Now, if electric field due to point charge varies as ${{r}^{-25}}$ instead of ${{r}^{-2}}$, then, we can express $E$as:
$E=k{{r}^{-25}}$
where
$k$ is a constant.
Let this be equation 2.
Substituting equation 2 and $dA=4\pi {{r}^{2}}$ in equation 1, we have
$\oint{E.dA=k{{r}^{-25}}}\times 4\pi {{r}^{2}}=4\pi k{{r}^{-23}}\ne \dfrac{{{Q}_{enclosed}}}{{{\varepsilon }_{o}}}$
Therefore, we can conclude that Gauss law is not valid in such a case and hence, option A is incorrect.
Moving on to the next given option, we already know that charges on both the ends of a dipole are opposite and thus, the total enclosed charge will sum up to zero$({{Q}_{enclosed}}=e-e=0)$, if a gaussian surface is considered on the same.
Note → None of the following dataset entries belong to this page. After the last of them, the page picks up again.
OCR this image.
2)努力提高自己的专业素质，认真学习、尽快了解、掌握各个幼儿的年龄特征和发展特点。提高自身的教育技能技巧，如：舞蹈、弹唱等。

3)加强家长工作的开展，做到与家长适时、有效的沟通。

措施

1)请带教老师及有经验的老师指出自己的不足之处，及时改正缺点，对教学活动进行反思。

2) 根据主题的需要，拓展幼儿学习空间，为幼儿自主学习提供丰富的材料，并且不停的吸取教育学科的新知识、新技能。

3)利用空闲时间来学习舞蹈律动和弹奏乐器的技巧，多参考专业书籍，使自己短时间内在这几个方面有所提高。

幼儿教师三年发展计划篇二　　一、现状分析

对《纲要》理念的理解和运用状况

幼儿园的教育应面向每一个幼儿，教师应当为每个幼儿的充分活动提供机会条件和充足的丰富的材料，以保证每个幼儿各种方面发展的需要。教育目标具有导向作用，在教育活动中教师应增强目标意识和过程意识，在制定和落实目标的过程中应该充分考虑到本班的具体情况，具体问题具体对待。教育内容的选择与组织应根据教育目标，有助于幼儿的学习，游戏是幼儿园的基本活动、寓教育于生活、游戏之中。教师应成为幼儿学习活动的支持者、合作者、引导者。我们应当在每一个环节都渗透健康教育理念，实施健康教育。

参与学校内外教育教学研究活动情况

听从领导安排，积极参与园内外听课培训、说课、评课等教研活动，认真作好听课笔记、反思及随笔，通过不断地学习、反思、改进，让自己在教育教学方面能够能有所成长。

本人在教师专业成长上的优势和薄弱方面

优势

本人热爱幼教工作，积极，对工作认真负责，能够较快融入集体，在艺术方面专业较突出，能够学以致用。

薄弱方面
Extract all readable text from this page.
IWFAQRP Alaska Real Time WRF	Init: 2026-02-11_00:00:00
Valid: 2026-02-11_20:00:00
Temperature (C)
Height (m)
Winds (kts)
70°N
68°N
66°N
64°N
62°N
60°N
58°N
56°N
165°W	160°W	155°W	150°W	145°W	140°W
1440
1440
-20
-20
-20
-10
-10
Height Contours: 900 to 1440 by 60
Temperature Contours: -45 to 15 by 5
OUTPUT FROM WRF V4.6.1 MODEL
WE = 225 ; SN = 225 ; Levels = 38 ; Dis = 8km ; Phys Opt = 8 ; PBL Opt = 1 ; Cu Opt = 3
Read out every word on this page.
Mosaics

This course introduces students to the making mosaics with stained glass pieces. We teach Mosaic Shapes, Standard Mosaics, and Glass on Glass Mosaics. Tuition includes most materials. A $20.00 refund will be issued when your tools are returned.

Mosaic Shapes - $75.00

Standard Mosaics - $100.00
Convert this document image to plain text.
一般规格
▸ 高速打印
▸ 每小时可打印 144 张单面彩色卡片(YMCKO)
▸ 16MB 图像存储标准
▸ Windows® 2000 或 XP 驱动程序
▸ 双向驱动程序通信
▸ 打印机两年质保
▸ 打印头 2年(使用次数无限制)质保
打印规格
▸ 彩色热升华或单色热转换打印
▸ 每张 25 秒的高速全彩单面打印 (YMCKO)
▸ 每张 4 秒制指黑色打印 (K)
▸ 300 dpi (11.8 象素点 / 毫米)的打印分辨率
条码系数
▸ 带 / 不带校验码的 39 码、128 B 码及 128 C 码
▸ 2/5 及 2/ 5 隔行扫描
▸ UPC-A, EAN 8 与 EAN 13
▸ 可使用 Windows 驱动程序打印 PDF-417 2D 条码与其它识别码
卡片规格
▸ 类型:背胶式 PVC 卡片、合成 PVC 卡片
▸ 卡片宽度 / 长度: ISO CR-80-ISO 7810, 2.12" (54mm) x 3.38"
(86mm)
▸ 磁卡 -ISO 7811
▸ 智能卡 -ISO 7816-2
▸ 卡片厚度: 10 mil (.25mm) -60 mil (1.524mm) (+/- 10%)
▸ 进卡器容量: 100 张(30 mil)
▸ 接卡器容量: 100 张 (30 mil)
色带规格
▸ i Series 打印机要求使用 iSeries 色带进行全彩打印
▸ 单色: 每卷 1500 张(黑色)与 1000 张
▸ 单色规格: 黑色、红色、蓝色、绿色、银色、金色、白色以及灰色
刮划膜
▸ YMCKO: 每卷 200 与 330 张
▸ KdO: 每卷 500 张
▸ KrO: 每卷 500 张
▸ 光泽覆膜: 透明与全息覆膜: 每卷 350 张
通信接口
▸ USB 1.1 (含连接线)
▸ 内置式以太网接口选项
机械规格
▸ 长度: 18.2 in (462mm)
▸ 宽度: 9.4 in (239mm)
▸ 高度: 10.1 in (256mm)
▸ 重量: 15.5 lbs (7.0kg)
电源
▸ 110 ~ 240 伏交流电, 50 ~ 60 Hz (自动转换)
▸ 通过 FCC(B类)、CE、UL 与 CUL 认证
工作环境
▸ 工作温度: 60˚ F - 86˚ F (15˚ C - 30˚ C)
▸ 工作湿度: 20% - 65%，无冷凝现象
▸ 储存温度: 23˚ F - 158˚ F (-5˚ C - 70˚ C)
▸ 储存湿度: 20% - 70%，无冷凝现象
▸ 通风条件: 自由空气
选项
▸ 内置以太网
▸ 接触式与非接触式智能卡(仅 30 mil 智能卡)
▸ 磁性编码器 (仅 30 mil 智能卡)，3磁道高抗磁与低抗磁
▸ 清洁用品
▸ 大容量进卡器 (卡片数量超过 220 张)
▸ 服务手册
Therefore, we can conclude that option B is also incorrect.
Now, electric field $({{E}_{Q}})$ in the line connecting two point charges ${{Q}_{1}}$ and ${{Q}_{2}}$ is given by
${{E}_{Q}}={{E}_{{{Q}_{1}}}}+{{E}_{{{Q}_{2}}}}$
where
${{E}_{{{Q}_{1}}}}$ is the electric field due to ${{Q}_{1}}$
${{E}_{{{Q}_{2}}}}$ is the electric field due to ${{Q}_{2}}$
Let this be equation 3.
We also know that electric field $(E)$ due to a positive charge $(q)$ at a distance $r$ is given by
$E=\dfrac{kq}{{{r}^{2}}}$
where
$k=const$
Let this be equation 3.
From option C, it is given that
${{E}_{Q}}=0$
Let this be condition X.
Using equation 3, for the condition X to be true, we have
${{E}_{Q}}=0\Rightarrow {{E}_{{{Q}_{1}}}}+{{E}_{{{Q}_{2}}}}=0\Rightarrow {{E}_{{{Q}_{1}}}}={{E}_{{{Q}_{2}}}}$
Let this be equation 4.
From equation 4, it is clear that both electric fields can be due to similar charges, acting in directions opposite to each other.
Therefore, we can conclude that option C is correct.
Moving on to the next option, we already know that work done by external force to move a positive charge from point $A$ to another point $B$ is given by
$W=q({{V}_{A}}-{{V}_{B}})$
where
$W$is the work done
$q$ is the charge which is being moved from $A$ to $B$
${{V}_{A}}$ is the potential at point $A$
${{V}_{B}}$ is the potential at point $B$
Let this be equation 5.
Now, if the charge is considered to be a unit charge $(q=1)$, then, equation 5 can be rewritten as
$W=q({{V}_{A}}-{{V}_{B}})=1({{V}_{A}}-{{V}_{B}})=({{V}_{A}}-{{V}_{B}})$
Hence, we can conclude that option D is also correct.

To conclude, options A and B are incorrect while options C and D are correct.

Note:
It is important that we go through the options clearly and carefully, with patience. When proceeded accordingly, we can easily arrive at our final answers easily. For example, if we have understood the concept of Gauss law clearly, we can easily arrive at the correctness of the first two options, without wasting much of our time. Students should also understand that option C is just one of the possibilities with respect to the given condition here.